A previous study validated the above algorithm using JRA-25 reanalysis data52. The interannual variability of the June–October TC density (total days of TCs) of the JRA-25 reanalysis correlates well (at r = 0.93) with the RSMC Tokyo best track analysis50, suggesting that the algorithm can assess the TC density reasonably well.

The monsoon trough (MT) index is defined as the area-integrated 850 hPa relative vorticity over a MT region (5°N–20°N, 130°E–180°)40.

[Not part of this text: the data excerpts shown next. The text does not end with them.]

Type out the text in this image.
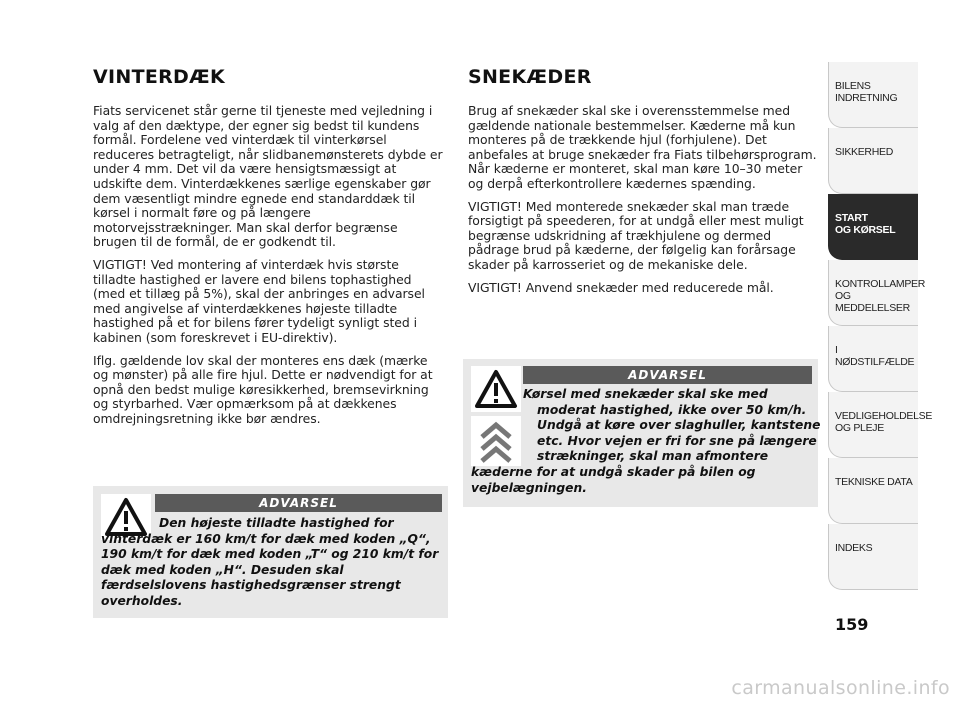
VINTERDÆK

Fiats servicenet står gerne til tjeneste med vejledning i valg af den dæktype, der egner sig bedst til kundens formål. Fordelene ved vinterdæk til vinterkørsel reduceres betragteligt, når slidbanemønsterets dybde er under 4 mm. Det vil da være hensigtsmæssigt at udskifte dem. Vinterdækkenes særlige egenskaber gør dem væsentligt mindre egnede end standarddæk til kørsel i normalt føre og på længere motorvejsstrækninger. Man skal derfor begrænse brugen til de formål, de er godkendt til.

VIGTIGT! Ved montering af vinterdæk hvis største tilladte hastighed er lavere end bilens tophastighed (med et tillæg på 5%), skal der anbringes en advarsel med angivelse af vinterdækkenes højeste tilladte hastighed på et for bilens fører tydeligt synligt sted i kabinen (som foreskrevet i EU-direktiv).

Iflg. gældende lov skal der monteres ens dæk (mærke og mønster) på alle fire hjul. Dette er nødvendigt for at opnå den bedst mulige køresikkerhed, bremsevirkning og styrbarhed. Vær opmærksom på at dækkenes omdrejningsretning ikke bør ændres.

ADVARSEL
Den højeste tilladte hastighed for vinterdæk er 160 km/t for dæk med koden „Q“, 190 km/t for dæk med koden „T“ og 210 km/t for dæk med koden „H“. Desuden skal færdselslovens hastighedsgrænser strengt overholdes.
SNEKÆDER

Brug af snekæder skal ske i overensstemmelse med gældende nationale bestemmelser. Kæderne må kun monteres på de trækkende hjul (forhjulene). Det anbefales at bruge snekæder fra Fiats tilbehørsprogram. Når kæderne er monteret, skal man køre 10–30 meter og derpå efterkontrollere kædernes spænding.

VIGTIGT! Med monterede snekæder skal man træde forsigtigt på speederen, for at undgå eller mest muligt begrænse udskridning af trækhjulene og dermed pådrage brud på kæderne, der følgelig kan forårsage skader på karrosseriet og de mekaniske dele.

VIGTIGT! Anvend snekæder med reducerede mål.

ADVARSEL
Kørsel med snekæder skal ske med
moderat hastighed, ikke over 50 km/h.
Undgå at køre over slaghuller, kantstene
etc. Hvor vejen er fri for sne på længere
strækninger, skal man afmontere
kæderne for at undgå skader på bilen og
vejbelægningen.
BILENS
INDRETNING
SIKKERHED
START
OG KØRSEL
KONTROLLAMPER
OG MEDDELELSER
I NØDSTILFÆLDE
VEDLIGEHOLDELSE
OG PLEJE
TEKNISKE DATA
INDEKS
159
carmanualsonline.info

Composite analysis of TC activity

The composite TC activity analysis in Fig. 5d is based on the NINO3.4 and IOB indices. Composited events are chosen based on the observed NINO3.4 and IOB indices and are common to observational and prediction composites. High NINO3.4 SST years (1987, 1997 and 2015) are selected for the observed NINO3.4 index >1.5 std. dev. Positive IOB and low NINO3.4 years (1988, 1998 and 2010) are selected for the IOB index >0 and NINO3.4 index <−1 std. dev. In neutral to moderate ENSO cases, we classify years into two groups, namely, Groups A and B, by dividing years with the zero line of the bivariate linear regression equation for the TC density with the normalised NINO3.4 and IOB indices of the observations (Supplementary Information). The years of Group A are 1980, 1982, 1984, 1985, 1986, 1989, 1990, 1992, 1993, 1994, 1996, 2004, 2005, 2006, 2009 and 2012. The years of Group B are 1981, 1983, 1995, 2000, 2001, 2003, 2007, 2008, 2011, 2013, 2014 and 2016.